İktidar boşaltmış dizginleri Üsküdar'ı aşmış, dört nala gidiyor.

Muhalefet "iç hastalıkları uzmanı" arıyor.

En kötüsü iktidarın da, muhalefetin de "kötü örnek" birbirlerini küçük düşürücü, karalayıcı, aşağılayıcı sözleri...

Yani, siyaset adına her gün bozuk kemençeyi akort etme havaları...

Yeni bir görüş, yeni bir ileri adım için öneri yok ortada...

Üç telli kemençe... Gıvgıv da gıvgıv siyaseti...

Siyasetin içinden düştüğü durumdan çıkışı için Seçim Yasası ile Siyasal Partiler Yasası'nın yeni baştan düzenlenmesi gerektiğini yaza/söyleye bir dilimizde tüy bitmedi.

Bu düzenlemenin  demokratik kurallar getirmesini belirtmeye gerek var mı?

Öyle,  sayın genel başkanın hoş göreceği kişileri  aday gösterip yurttaşlara  "-Aha size adaylar... Bunlara oy vereceksiniz!.." emrivakisi bitmedikçe bu ülkede demokratik kuralların, geleneklerin yerleşip uygulanacağını sananlar büyük bir yanılgı içinde olduklarını bilmeliler artık.

Yurttaşın söz sahibi olmadığı, seçme tercihini kullanamadığı bir demokrasinin nasıl işlediği, ne gibi sorunlar yarattığı -görüyor/yaşıyoruz- ortada.

Benim bu düşüncem de; karakış ortasında baharı özlemek gibi...

Öyle ya, milletvekili seçimi bitti, seçim yasası değişikliği de "yandı bitti, kül oldu.

Yaşanan demokrasi anlayışıyla "özlenen demokrasi" nasıl örtüşecek?

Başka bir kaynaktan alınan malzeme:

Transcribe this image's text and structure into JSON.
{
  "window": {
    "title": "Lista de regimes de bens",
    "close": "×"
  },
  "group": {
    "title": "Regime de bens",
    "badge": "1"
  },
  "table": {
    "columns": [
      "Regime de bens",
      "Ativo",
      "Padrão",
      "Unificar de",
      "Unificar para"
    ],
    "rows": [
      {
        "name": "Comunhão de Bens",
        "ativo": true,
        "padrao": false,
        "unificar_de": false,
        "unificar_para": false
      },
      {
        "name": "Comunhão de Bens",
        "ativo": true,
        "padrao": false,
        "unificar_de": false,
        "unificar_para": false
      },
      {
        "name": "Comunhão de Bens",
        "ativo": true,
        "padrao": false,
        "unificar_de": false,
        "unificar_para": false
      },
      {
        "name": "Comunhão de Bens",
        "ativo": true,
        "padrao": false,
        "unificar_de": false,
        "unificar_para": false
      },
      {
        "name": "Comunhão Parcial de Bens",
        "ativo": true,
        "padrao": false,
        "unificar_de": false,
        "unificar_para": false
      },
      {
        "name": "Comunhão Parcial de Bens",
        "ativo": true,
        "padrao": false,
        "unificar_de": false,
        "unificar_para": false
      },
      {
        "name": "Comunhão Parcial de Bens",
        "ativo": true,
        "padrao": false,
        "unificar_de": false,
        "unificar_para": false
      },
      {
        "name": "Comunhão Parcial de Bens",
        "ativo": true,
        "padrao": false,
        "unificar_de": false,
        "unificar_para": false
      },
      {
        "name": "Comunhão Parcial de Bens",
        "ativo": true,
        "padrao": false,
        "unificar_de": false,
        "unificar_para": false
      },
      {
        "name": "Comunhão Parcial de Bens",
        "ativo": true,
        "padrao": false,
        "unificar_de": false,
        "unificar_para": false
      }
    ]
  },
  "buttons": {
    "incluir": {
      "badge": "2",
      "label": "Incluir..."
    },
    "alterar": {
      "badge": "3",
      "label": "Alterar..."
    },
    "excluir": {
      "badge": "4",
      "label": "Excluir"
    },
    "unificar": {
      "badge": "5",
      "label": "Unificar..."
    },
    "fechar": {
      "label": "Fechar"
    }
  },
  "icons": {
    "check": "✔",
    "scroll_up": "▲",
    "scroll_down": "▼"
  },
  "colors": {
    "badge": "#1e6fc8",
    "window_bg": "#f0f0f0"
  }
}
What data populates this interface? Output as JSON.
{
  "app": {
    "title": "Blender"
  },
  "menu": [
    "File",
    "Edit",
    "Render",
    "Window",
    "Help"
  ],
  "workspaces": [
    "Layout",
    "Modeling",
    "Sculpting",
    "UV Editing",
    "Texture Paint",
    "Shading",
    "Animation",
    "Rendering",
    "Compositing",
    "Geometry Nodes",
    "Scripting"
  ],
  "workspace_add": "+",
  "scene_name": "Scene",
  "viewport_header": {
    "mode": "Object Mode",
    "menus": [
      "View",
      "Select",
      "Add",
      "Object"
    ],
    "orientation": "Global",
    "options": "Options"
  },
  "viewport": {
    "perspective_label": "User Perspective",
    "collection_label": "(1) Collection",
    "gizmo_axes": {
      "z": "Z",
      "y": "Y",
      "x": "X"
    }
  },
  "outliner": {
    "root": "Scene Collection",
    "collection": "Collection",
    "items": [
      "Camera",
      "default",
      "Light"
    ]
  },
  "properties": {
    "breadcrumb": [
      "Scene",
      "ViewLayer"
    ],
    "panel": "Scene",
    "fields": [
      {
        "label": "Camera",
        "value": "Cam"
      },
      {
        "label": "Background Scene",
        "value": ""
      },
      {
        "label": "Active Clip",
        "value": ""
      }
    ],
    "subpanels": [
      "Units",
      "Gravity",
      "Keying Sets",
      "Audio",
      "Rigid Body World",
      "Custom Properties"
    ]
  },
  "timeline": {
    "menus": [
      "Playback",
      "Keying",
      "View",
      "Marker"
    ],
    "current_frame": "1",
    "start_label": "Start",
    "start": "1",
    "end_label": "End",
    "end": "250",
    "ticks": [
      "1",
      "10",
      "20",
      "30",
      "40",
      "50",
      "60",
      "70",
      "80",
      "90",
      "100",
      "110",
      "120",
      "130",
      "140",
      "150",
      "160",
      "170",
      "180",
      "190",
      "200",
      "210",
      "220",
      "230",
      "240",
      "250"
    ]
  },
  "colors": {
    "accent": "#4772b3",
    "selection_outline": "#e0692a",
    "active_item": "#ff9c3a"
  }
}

Bunu zaman gösterecek,

Aşılması çok zor bir yolumuz var bu konuda önümüzde...

***

Gazeteleri bir de her gün işlenen vahşi cinayetleri sansürsüz yayımlayan -kimi- gazeteler yüzünden almıyorum.

Bıktım... Sabahın erken saatinde sayfaları cinayet haberleriyle  dolu gazeteleri görmek/okumak içimi karartıyor.

Eskiden bu kadar çok cinayet işlenmiyordu. Şimdi ne oldu bu insanlara?

İçgöçmenlik olayının yarattığı sorunları unutmayalım bu arada.

Daha pek neden var tabii ki...

Kent varoşlarındaki insanların aile içi huzursuzluklarının  temelindeki geçim sorununun hemen her cinayetin özünü oluşturduğu kanısını taşıyorum.

Bu insanların din, gelenek/görenek/adet konularındaki uyum bütünlüğü varoşlardaki geçim kavgasında zaafa uğruyor, unutuluyor, aile bağları zedeleniyor, zayıflıyor.

Kent yaşamına uyumsuzluk da olunca karısını bıçaklayıp öldüren mi ararsın, çoluğunu/çocuğunu, karısını kurşuna dizerek öldüren mi ararsın.

Vahşetin, cinayetin akla gelmez her türlüsü...

***

Eğri de otursak, doğru da otursak, söyleyeceğimiz/yazacağımız her konu, acı bir  gerçek olarak önümüze geliyor.

Siyasetçiler -sağduyu açısından- toparlanıp ülke sorunlarını aşmada ortak bir notada buluşma durumundalar.

Başka çıkış yolu yok içine düşülen bu labirentin.